As for book publishers, this largely becomes merely another sales channel to compliment digital efforts already underway. Yes, there will be challenges and headaches around yet another ‘standard’ format, but the task of porting their content to this device will be much simpler then creating a truly new experience as described above. Further, they immediately gain collective advantage in having yet another serious competitor in the e-reader device market. That is good news at a time when Amazon’s growing strength saw already saw it dictating many of the terms for which publishers had to play. To that end, a handful have been working with Apple in the build-up to the launch.

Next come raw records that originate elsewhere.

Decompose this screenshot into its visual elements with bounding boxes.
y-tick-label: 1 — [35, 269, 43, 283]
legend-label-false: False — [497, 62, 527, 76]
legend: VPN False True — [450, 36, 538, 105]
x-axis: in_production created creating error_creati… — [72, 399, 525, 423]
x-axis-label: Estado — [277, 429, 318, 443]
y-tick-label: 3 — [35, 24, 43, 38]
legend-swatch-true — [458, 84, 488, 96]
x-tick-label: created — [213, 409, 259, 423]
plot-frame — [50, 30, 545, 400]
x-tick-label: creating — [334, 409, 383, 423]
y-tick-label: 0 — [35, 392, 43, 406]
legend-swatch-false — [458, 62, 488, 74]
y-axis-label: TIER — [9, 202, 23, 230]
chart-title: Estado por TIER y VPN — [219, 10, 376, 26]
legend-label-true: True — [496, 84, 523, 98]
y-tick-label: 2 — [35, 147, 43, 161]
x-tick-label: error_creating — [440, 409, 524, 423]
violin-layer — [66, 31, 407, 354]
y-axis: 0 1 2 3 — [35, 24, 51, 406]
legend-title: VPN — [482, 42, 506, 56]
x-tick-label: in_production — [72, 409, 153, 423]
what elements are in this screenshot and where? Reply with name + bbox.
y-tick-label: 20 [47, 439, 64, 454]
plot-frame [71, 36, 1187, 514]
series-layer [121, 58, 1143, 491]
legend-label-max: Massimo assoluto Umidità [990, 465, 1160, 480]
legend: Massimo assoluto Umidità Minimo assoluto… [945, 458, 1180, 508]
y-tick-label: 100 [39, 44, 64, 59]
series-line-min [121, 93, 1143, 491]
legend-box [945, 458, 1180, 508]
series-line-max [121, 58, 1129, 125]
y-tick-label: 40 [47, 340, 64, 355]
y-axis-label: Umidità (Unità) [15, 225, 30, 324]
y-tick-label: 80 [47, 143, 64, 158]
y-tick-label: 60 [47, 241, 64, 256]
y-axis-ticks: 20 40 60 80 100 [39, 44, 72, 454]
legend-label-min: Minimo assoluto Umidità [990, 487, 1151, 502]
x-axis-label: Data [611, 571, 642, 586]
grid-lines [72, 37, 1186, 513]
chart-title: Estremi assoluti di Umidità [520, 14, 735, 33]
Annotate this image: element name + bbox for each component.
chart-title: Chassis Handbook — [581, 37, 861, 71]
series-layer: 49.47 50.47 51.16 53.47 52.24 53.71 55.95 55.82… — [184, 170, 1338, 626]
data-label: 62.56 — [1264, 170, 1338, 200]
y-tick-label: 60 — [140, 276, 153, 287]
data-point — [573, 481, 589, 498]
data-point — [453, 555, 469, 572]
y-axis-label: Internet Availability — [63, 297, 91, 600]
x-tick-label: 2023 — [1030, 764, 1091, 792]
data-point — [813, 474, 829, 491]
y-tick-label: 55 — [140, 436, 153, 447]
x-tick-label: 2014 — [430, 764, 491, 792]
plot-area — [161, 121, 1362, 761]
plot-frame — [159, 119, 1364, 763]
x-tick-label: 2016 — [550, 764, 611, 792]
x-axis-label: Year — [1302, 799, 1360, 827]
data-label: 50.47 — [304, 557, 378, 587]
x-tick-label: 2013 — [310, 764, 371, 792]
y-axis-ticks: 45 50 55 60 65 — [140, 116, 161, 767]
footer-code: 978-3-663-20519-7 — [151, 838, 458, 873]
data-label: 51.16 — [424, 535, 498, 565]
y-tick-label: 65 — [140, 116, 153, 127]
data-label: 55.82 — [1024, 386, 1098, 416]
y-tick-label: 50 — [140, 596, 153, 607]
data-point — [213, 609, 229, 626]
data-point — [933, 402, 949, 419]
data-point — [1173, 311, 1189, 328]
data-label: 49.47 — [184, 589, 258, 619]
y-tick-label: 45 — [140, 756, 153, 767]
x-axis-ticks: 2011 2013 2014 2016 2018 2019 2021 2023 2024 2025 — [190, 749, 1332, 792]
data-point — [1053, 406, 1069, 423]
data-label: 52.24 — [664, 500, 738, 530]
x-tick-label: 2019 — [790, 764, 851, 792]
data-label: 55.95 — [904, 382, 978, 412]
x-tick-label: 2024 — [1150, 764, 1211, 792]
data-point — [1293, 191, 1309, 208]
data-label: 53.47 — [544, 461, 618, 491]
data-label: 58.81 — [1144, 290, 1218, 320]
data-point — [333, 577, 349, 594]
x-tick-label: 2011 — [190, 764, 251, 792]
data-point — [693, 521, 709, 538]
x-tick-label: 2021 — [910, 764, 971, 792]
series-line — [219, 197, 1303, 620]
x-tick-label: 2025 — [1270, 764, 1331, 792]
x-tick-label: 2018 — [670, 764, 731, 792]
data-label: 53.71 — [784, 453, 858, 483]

HarperCollins, Macmillan, Penguin, Hachette and Simon & Schuster (and, presumably), McGraw-Hill will all have books available for sale via Apple’s iBook store, the book world’s equivalent of iTunes for music. Existing Kindle owners will likely opt to continue securing books via Amazon, since an iPad application will immediately make new and existing purchases readable on it as well.
In short, the iPad countdown has begun. The time is now for publishers to hammer out the terms of their relationship with not just Apple but all participants in the tablet marketplace. While this new opportunity will not erase the disruption of the tethered web, it is providing a chance to once again participate in authoring a new set of business rules.